Rice has said that the United States also has pledged to meet with North Korean leaders one-on-one to foster better security relations and a lessening of tensions.
North Korea has produced weapons-grade plutonium at Yongbyon, which can be used to construct a nuclear weapon. Uranium enrichment creates a means for developing fissile materials used in nuclear weapons. The United States also wants to be certain of any previous transfers of nuclear technology by the North Koreans.
"I can tell you that I have affirmed at every stop that I believe that the progress that we have made thus far, particularly on the disablement, is worthy of our continued efforts to move this process forward," Rice said during a joint briefing with Japanese Foreign Minister Masahiko Komura in Tokyo February 27.
The secretary was completing the final stop of a three-nation visit to Northeast Asia after meeting with senior government officials in South Korea and China. Rice held extensive talks with Asian leaders on an array of regional security and political issues, but the Six-Party Talks on North Korea was at the center of her efforts.
"Given that we are going to move on to a more difficult phase even than the disabling phase, which will have to have the accounting for the material that was made, for weaponization and for dismantlement in a verifiable way, we need to establish confidence in this phase that there is a prospect for real denuclearization in the next phase," Rice said.
"That is also the phase in which there is anticipated to be considerable talk about political engagement on the way to normalization [of relations between the United States and North Korea]," she said.

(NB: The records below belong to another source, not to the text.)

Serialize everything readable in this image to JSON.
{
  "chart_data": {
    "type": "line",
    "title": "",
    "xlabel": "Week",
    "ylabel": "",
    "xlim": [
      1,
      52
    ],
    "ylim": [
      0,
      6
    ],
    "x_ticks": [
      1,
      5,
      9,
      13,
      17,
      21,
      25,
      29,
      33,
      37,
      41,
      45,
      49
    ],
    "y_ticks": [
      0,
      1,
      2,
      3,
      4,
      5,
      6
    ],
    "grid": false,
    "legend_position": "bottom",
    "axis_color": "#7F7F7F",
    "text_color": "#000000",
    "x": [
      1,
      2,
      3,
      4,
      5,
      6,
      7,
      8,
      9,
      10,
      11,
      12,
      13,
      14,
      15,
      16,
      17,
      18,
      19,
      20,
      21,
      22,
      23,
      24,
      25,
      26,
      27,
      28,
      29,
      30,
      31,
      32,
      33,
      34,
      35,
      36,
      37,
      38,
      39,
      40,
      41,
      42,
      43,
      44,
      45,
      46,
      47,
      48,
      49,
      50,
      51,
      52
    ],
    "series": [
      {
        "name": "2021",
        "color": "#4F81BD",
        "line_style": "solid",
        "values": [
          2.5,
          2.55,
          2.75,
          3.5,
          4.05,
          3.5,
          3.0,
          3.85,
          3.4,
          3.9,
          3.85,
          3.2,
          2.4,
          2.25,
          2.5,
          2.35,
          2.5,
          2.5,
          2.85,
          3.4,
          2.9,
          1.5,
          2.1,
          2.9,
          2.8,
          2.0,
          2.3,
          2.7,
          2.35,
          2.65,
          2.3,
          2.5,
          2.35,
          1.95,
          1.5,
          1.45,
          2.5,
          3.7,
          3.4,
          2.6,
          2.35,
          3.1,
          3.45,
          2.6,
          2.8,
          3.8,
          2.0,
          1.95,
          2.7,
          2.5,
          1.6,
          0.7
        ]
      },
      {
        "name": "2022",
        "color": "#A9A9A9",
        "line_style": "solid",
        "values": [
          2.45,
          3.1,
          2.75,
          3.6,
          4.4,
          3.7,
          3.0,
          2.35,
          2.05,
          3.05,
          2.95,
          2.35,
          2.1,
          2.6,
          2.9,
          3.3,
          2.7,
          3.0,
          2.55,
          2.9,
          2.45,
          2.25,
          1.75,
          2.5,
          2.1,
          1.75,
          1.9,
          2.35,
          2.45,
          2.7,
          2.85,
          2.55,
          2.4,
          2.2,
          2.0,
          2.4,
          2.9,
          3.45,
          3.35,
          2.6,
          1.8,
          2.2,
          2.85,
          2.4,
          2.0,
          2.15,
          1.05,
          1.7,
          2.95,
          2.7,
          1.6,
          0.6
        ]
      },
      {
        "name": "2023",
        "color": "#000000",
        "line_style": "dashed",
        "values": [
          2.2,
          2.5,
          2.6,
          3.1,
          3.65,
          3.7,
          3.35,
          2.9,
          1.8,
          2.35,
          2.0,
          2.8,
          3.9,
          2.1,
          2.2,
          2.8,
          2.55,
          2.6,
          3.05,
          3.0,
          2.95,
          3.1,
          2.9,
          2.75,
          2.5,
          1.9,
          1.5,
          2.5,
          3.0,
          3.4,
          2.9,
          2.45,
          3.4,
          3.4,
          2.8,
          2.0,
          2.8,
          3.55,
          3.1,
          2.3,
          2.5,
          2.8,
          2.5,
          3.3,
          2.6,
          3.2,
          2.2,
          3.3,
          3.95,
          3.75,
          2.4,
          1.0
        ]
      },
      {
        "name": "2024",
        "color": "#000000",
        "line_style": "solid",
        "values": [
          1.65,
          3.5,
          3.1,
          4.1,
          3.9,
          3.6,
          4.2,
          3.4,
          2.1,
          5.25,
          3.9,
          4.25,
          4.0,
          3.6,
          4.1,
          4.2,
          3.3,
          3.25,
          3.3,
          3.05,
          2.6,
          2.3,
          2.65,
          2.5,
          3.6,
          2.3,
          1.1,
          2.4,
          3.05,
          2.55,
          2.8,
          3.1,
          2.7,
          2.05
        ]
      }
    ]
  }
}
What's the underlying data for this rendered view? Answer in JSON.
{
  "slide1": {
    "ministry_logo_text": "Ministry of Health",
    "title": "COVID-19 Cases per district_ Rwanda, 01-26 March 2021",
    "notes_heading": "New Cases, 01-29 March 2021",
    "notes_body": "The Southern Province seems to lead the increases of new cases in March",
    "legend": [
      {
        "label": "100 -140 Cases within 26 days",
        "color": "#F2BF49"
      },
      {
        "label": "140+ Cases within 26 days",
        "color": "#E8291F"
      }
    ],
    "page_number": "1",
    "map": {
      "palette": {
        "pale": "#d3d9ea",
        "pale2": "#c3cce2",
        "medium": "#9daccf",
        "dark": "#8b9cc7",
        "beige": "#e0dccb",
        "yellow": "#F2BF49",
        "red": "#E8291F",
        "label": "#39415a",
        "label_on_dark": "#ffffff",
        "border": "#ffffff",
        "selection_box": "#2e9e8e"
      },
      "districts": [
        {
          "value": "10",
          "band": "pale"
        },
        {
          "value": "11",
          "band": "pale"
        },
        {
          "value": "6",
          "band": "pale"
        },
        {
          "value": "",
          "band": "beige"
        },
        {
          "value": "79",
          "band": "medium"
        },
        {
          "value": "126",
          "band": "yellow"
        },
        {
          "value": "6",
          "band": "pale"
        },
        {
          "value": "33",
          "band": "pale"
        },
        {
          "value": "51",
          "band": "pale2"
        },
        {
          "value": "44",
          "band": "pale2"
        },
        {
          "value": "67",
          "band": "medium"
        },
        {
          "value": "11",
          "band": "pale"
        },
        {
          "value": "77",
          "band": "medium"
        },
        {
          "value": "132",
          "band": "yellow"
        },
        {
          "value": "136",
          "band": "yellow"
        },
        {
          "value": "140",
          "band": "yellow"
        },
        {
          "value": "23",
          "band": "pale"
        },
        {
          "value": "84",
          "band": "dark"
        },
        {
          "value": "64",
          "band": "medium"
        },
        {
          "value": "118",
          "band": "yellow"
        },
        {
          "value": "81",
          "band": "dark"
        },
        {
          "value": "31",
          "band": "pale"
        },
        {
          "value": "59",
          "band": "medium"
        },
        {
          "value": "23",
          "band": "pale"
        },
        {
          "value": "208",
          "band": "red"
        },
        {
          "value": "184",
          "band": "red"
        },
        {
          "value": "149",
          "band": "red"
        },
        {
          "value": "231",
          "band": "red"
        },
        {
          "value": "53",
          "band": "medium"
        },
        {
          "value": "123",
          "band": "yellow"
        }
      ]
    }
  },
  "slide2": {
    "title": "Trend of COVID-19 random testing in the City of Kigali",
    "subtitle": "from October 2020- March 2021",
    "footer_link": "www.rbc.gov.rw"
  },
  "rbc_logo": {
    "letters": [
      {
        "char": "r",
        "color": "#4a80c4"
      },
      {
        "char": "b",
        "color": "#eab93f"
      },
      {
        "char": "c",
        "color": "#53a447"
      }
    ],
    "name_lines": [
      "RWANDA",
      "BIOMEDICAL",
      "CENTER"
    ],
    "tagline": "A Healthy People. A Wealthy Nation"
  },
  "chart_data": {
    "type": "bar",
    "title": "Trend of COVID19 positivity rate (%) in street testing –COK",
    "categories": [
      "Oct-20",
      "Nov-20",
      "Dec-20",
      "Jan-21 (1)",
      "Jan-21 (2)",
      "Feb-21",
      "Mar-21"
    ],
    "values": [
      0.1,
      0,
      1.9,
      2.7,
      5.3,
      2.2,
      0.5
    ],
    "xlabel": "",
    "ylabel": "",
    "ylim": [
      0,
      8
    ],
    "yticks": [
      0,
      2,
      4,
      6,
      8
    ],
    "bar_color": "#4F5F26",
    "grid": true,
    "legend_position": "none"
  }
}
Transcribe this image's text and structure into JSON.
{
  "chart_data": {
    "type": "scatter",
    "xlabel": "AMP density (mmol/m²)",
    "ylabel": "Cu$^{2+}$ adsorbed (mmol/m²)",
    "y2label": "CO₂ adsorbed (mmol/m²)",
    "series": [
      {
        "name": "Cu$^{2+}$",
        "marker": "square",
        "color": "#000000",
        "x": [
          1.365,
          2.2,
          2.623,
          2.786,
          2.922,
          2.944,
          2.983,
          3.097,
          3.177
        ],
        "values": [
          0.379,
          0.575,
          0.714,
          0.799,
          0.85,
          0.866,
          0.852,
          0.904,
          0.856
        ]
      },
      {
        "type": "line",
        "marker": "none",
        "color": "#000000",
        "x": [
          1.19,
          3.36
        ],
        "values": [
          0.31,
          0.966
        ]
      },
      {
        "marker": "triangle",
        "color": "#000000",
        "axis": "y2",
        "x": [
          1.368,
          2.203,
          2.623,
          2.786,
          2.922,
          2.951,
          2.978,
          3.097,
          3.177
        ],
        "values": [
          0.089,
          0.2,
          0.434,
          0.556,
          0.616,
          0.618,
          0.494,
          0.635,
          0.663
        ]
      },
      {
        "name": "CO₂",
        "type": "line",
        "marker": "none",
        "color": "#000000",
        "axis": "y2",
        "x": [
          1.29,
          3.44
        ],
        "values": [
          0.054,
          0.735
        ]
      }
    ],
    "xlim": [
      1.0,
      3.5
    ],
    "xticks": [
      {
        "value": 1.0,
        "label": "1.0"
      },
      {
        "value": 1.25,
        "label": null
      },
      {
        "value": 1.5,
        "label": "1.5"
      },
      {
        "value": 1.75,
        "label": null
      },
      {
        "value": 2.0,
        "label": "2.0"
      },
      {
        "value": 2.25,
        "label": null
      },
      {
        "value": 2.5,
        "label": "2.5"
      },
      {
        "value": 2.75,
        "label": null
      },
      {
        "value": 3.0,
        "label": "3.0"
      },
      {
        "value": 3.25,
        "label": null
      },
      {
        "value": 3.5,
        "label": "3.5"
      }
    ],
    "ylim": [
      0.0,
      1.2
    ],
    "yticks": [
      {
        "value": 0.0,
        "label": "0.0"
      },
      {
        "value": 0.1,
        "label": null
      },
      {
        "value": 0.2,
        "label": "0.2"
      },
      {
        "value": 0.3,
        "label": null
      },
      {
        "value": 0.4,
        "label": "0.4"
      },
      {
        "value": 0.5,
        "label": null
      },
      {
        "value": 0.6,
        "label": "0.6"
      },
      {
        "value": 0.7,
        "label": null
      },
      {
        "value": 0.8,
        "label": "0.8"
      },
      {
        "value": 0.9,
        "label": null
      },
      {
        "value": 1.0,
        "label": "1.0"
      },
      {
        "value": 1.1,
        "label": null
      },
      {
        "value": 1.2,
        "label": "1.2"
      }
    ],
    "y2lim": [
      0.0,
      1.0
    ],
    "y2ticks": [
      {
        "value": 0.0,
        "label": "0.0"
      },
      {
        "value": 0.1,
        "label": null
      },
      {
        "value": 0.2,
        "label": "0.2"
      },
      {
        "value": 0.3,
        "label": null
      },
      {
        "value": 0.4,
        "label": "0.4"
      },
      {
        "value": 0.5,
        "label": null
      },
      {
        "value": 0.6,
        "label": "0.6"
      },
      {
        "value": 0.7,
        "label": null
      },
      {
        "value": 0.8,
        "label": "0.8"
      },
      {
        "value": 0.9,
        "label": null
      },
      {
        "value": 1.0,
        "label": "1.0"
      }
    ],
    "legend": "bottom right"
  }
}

Rice said that as the process of shutting down North Korea's nuclear programs continues, progress can be made toward ending the state of war on the Korean Peninsula, and the building of long-term normalization. She said it would be worthwhile to institutionalize some of the cooperation among the various parties who have been part of the Six-Party Talks, which include China, Japan, North and South Korea, Russia and the United States.
"Cooperation among the major powers in this region on issues like counterterrorism, [weapons] proliferation, perhaps even disaster relief could benefit Northeast Asia," Rice said.
Rice also said that the United States is in close consultation with its allies in the Six-Party Talks. "And any steps that the United States will take, we will be consulting with our allies as we contemplate taking them. We believe that if all parties are prepared to exercise political will, that we can achieve considerable progress toward the denuclearization of the Korean Peninsula," she said.
Progress was being made on the second phase to such an extent that Rice asked Assistant Secretary of State for East Asian and Pacific Affairs Christopher Hill to stay in Beijing a day longer to wrap up additional details before traveling on to Bangkok, Thailand, and to Hanoi and Ho Chi Minh City in Vietnam.